ビジネス視点で分かるサイバーのリスクとセキュリティ

主役になるサプライチェーンのセキュリティリスクと5つの課題

染谷征良 (パロアルトネットワークス)

2022-12-26 06:00

 本連載は、企業を取り巻くサイバーセキュリティに関するさまざまな問題について、ビジネスの視点から考える上でのヒントを提供する。

 「取引先のセキュリティ要求が厳しくなっている」――製造を中心に、企業からこんな声が聞こえてくる。同時に、セキュリティに関連する2022年度の政策のほとんどでキーワードになっているのが、サプライチェーンにおけるセキュリティリスク(以降は「サプライチェーンリスク」)だ。今回は、この増大するサプライチェーンリスクを取り巻く最新の動向を振り返りながら、これからビジネスを作る・守る観点で何ができるのかを考えてみたい。

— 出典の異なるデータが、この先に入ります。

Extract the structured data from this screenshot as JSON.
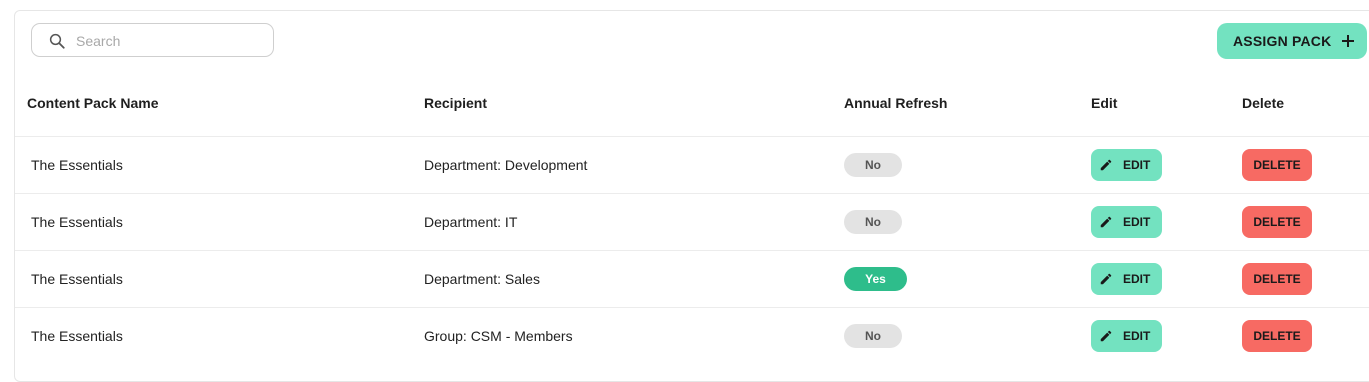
{
  "search": {
    "placeholder": "Search",
    "value": ""
  },
  "assign_button": {
    "label": "ASSIGN PACK",
    "icon": "plus-icon"
  },
  "columns": {
    "name": "Content Pack Name",
    "recipient": "Recipient",
    "annual_refresh": "Annual Refresh",
    "edit": "Edit",
    "delete": "Delete"
  },
  "rows": [
    {
      "name": "The Essentials",
      "recipient": "Department: Development",
      "refresh": "No",
      "refresh_on": false,
      "edit_label": "EDIT",
      "delete_label": "DELETE"
    },
    {
      "name": "The Essentials",
      "recipient": "Department: IT",
      "refresh": "No",
      "refresh_on": false,
      "edit_label": "EDIT",
      "delete_label": "DELETE"
    },
    {
      "name": "The Essentials",
      "recipient": "Department: Sales",
      "refresh": "Yes",
      "refresh_on": true,
      "edit_label": "EDIT",
      "delete_label": "DELETE"
    },
    {
      "name": "The Essentials",
      "recipient": "Group: CSM - Members",
      "refresh": "No",
      "refresh_on": false,
      "edit_label": "EDIT",
      "delete_label": "DELETE"
    }
  ],
  "colors": {
    "accent": "#73e2c0",
    "danger": "#f76a63",
    "yes_pill": "#2ebd8b",
    "no_pill": "#e3e3e3"
  }
}
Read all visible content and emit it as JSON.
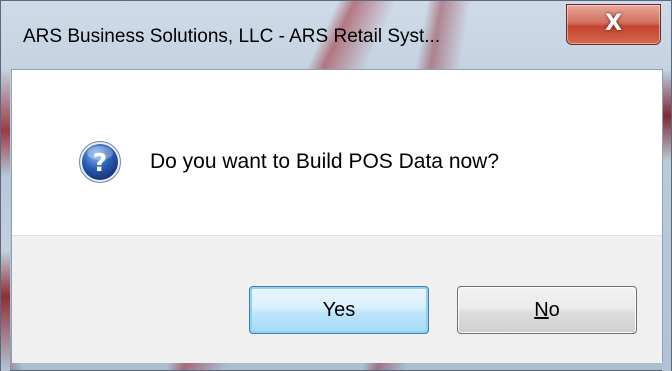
{
  "window": {
    "title": "ARS Business Solutions, LLC - ARS Retail Syst...",
    "close_glyph": "X"
  },
  "dialog": {
    "icon": "question-icon",
    "message": "Do you want to Build POS Data now?"
  },
  "buttons": {
    "yes_label": "Yes",
    "no_mnemonic": "N",
    "no_rest": "o"
  },
  "colors": {
    "icon_blue": "#2a5db8",
    "default_button_border": "#3c7fb1",
    "close_red": "#c3432e"
  }
}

 近年は、自動車産業での部品メーカーのランサムウェア被害がセットメーカーの工場を稼働停止に追い込んだインシデントに加えて、ソフトウェアサプライチェーン(ソフトウェア製品の開発や更新、保守などにおけるつながり)や業務委託先に起因した医療機関でのランサムウェア被害が続発している。セキュリティリスクがエコシステムや社会全体、そして人命にも影響を及ぼすものになり、サプライチェーンリスクに対する温度感は明らかに高くなっている。

 コロナ禍でのサプライチェーンリスクの高まりを受けて記事を書いた1年半前と比較しても、懸念は一層高まっている。サプライチェーンに起因したセキュリティインシデントを2021年に経験した民間企業や公的機関は、国内に約6割もいるという調査結果もあり、その高い温度感の背景をうかがい知ることができる。

「サプライチェーンリスク」は政策の中心的なキーワードに

 このような高まるサプライチェーンリスクの温度感の裏返しとして、セキュリティに関連したさまざまな政策の中で共通している点がある。それこそ、サプライチェーンリスクがテーマになっていることだ。その一例が、前回の記事でも取り上げた防衛装備庁の「防衛産業サイバーセキュリティ基準」だ。2022年4月に発表されたもので、米国国立標準技術研究所(NIST)の「SP800-171」レベルのセキュリティを防衛調達において求めるというものである。政府のサイバーセキュリティ戦略本部が発行した「重要インフラのサイバーセキュリティに係る行動計画」(PDF)でも、重要インフラ関連のサプライチェーンに属する事業者も対象となる中で、損害発生時の経営層や監査役の損害賠償責任の明記という形で2022年6月に温度感が変わった。

 経済産業省「サイバーセキュリティ経営ガイドライン」もバージョン3.0への改訂に向けて2022年10~12月にパブリックコメントが募集され、サプライチェーンを含めた取り組みが変更点の1つになっている。また、業種に特化した動きとして、同じく経済産業省から「工場システムにおけるサイバー・フィジカル・セキュリティ対策ガイドライン Ver 1.0」が2022年11月に公開され、ここでも取引先や調達先に対するセキュリティ対策の要請、対策状況の確認が盛り込まれている。

 似たような動きは国内にとどまらない。英国では、国家サイバーセキュリティセンター(NCSC)がサプライチェーン攻撃の深刻化を受けて新たなガイダンスを2022年10月に発表している。米国では、サイバーセキュリティ・社会基盤安全保障庁(CISA)、国家安全保障局(NSA)、国家情報局(ODNI)が合同で「Securing the Software Supply Chain: Recommended Practices」という開発者向け、サプライヤー向け、顧客向けの3本立てのガイダンスを2022年11月に公開した。今、サプライチェーンリスクが世界的にも大きなテーマになっていることに議論の余地はない。